Saturday, February 26, 2011

So how has Abbotsbury Subtropical Gardens fared this winter?

Last weekend I made a visit to the subtropical gardens at Abbotsbury on the Dorset coast. These gardens must rank amongst my favourite gardens anywhere and I've been many times over the years. I was a little concerned about what state they would be in after the extreme cold in December, but I am pleased to report that considering how bad the cold was, things are still looking in incredibly good shape.

I don't have exact figures for just how cold the Abbotsbury gardens were in December, but I do know that they had snow lying for several days along with sub zero temperatures. Thanks to the remarkable microclimate that the gardens normally enjoy, whilst it must have been cold, they do seem to have escaped the type of devastation seen in other gardens around the country this year. I would be interested to see the temperatures that were recorded in the gardens.

Here are a few general observations:
  • All bananas have been cut to the ground, apart from 2 clumps that I saw which still had some remaining pseudostem.
  • The Dicksonia antarctica mostly still have green fronds. Some do look quite battered, and all appear flattened, presumably by the weight of the snow.
  • Several Cordyline australis have lost their growing points, but a good many look to be fine when viewed from ground level.
  • The worst impacted plants were the succulents. Numerous Agave species had died, and many others showed visible damage. Aloe striatula had suffered, but should be ok.
  • Most palms looked in better than expected condition, with the exception of Phoenix canariensis which had suffered burnt fronds. Spear pull had occurred on all the P. canariensis that I inspected.
Take a look at the following photos for a better idea or how the plants had fared:

Typical damage to an agave, most were damaged to some degree.

Brahea brandegeei looking healthy despite some burnt fronds. Some of this damage relates to last winters cold. Is this the largest Brahea brandegeei outside in the UK?

Brahea edulis growing on the Mediterranean bank looked badly scorched but should recover ok.

The various Butias had come through ok, apart from one Butia yatay that looked a bit sick. This one looked pristine.

Both of the large Butia capitata by the restaurant were in perfect shape. These are now growing into impressive palms.

This was labelled as Chamaedorea cataractarum. If true, it is amazing that it is still alive. I suspect it is actually Chamaedorea microspadix.

Cordyline indivisia

Cordyline 'kaspar' looked better than after last winter

Numerous Jubaea chilensis had sailed through the cold ok

Every Phoenix canariensis had severe damage. The spears of all that I was able to inspect had pulled, and all had bad damage to their fronds.

Schefflera macrophylla (I am not sure when this was planted as I don't remember seeing it last year. It's not a plant that is easily missed!)

Perhaps unsurprisingly Trachycarpus martianus had bad frond damage

Another Trachycarpus martianus, this one was more sheltered by taller planting and had not suffered so badly.

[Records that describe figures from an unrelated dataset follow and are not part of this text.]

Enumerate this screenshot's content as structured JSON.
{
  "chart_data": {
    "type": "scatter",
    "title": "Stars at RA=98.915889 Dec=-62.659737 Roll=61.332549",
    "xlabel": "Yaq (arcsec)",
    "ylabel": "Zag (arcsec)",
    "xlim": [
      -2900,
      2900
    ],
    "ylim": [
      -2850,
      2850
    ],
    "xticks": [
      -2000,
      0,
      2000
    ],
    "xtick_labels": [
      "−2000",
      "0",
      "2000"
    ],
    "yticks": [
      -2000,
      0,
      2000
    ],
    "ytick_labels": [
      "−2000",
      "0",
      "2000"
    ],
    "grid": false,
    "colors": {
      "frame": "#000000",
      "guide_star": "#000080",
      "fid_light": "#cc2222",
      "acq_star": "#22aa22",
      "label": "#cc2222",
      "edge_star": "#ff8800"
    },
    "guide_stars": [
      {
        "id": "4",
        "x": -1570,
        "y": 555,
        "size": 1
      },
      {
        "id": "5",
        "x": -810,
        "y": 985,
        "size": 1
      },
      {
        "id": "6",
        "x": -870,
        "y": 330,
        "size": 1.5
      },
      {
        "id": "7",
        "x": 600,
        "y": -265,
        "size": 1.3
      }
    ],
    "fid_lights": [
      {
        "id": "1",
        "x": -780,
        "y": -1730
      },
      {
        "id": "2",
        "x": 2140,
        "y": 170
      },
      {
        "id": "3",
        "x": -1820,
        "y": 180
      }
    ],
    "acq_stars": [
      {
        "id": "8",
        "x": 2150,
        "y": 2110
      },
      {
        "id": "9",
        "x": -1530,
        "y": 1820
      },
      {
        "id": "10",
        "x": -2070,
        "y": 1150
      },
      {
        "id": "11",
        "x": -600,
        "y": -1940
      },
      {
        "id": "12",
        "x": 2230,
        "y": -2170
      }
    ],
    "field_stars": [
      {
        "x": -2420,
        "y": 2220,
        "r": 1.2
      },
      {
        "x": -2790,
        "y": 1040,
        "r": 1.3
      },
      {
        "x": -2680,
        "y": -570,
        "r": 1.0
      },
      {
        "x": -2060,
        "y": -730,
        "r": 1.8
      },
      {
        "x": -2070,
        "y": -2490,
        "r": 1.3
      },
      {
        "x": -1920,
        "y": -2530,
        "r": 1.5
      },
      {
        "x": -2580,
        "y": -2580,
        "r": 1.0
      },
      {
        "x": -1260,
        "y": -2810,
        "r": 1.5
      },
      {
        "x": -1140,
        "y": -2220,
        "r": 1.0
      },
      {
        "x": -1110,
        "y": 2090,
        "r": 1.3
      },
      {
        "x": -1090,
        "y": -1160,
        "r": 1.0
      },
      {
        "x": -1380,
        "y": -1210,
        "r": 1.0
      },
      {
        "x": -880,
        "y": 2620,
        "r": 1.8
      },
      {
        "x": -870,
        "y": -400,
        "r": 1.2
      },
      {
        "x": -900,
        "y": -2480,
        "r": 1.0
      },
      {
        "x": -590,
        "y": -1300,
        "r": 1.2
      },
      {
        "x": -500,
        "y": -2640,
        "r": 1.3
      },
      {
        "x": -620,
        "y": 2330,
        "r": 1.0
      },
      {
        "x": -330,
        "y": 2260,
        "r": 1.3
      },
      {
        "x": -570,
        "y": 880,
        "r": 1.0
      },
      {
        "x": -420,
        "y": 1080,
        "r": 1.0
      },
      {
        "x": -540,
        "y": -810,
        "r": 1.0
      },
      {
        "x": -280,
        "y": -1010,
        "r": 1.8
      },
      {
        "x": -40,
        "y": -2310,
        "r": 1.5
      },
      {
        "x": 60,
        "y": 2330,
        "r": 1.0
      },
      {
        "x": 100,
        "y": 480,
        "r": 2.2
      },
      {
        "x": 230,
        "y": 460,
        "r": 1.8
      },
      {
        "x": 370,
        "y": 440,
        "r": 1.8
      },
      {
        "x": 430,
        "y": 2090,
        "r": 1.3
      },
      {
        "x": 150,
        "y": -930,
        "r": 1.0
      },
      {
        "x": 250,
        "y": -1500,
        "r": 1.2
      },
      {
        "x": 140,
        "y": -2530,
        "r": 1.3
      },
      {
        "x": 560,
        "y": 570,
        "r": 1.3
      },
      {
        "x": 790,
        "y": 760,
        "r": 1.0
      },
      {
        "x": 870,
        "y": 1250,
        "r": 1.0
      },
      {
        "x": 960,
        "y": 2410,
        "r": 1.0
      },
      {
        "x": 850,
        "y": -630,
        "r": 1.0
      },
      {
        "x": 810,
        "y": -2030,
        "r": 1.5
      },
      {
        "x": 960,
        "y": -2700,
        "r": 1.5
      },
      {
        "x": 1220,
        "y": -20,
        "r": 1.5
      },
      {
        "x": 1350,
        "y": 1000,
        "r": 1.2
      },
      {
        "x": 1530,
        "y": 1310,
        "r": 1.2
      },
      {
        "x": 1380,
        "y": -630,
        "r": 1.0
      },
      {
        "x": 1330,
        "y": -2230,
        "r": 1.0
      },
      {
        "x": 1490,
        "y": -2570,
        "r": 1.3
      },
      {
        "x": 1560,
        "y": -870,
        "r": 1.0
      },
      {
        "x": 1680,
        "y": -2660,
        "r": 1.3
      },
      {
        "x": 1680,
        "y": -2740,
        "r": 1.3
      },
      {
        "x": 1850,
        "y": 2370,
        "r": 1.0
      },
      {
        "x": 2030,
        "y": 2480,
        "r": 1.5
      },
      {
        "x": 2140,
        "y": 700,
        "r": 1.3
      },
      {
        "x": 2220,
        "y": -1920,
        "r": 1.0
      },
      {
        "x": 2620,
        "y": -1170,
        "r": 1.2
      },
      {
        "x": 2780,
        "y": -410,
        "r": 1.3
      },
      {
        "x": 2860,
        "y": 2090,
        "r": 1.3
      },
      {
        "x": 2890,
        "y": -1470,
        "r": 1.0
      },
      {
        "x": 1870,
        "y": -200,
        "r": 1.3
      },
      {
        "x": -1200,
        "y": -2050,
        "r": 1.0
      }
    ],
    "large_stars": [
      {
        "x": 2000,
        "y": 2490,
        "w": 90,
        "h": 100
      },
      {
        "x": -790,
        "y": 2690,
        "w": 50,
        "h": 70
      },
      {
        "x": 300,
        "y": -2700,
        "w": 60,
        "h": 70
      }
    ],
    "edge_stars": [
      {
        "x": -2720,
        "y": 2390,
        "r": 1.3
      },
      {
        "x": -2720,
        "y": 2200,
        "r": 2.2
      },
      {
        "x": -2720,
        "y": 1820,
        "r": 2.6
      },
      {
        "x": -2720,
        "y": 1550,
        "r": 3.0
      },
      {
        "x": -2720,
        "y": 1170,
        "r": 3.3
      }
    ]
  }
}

The many Dicksonia antarctica were mostly still green, although all looked flattened. Presumably due to the weight of the snow in December.

Every Chamaerops humilis looked ok, but several Washingtonia's were not in good condition. Hopefully these will recover during the summer

X Butiagras nabonnandii - I was very pleased to see that this had made it through with only some minor leaf burn
Lastly, this Beaucarnea had not made it. The Cycas revoluta and Echium wildpretii were looking well.


  1. That Agave looks to be a goner. I've lost a lot of them. Is Dorset really subtropical?

  2. Our winter wasn't too bad this year, but last year was exceptionally cold and killed off a lot of things. But a lot of pests too - it was a remarkably good summer.

    Found your blog listed on Blotanical and left you a message there too.

  3. I hope that most of the damaged plants could recover! I lost several agaves and one of my fatsias looks bad.
    Welcome to Blotanical!

  4. Very very nice plants. I love it. All those tropical plants and the way it's planted is very inspiring. Thank you.

  5. Hi Jordon,

    Thanks for your comment. The agave is probably a gonner, but may survive providing rot doesn't set in and the growing point as not been too badly damaged.

    Dorset is not sub-tropical, but Abbotsbury gardens are about as close as we get here in the UK. Most winters agave and similar plants survive in sheltered locations such as this. This winter has been somewhat colder than most!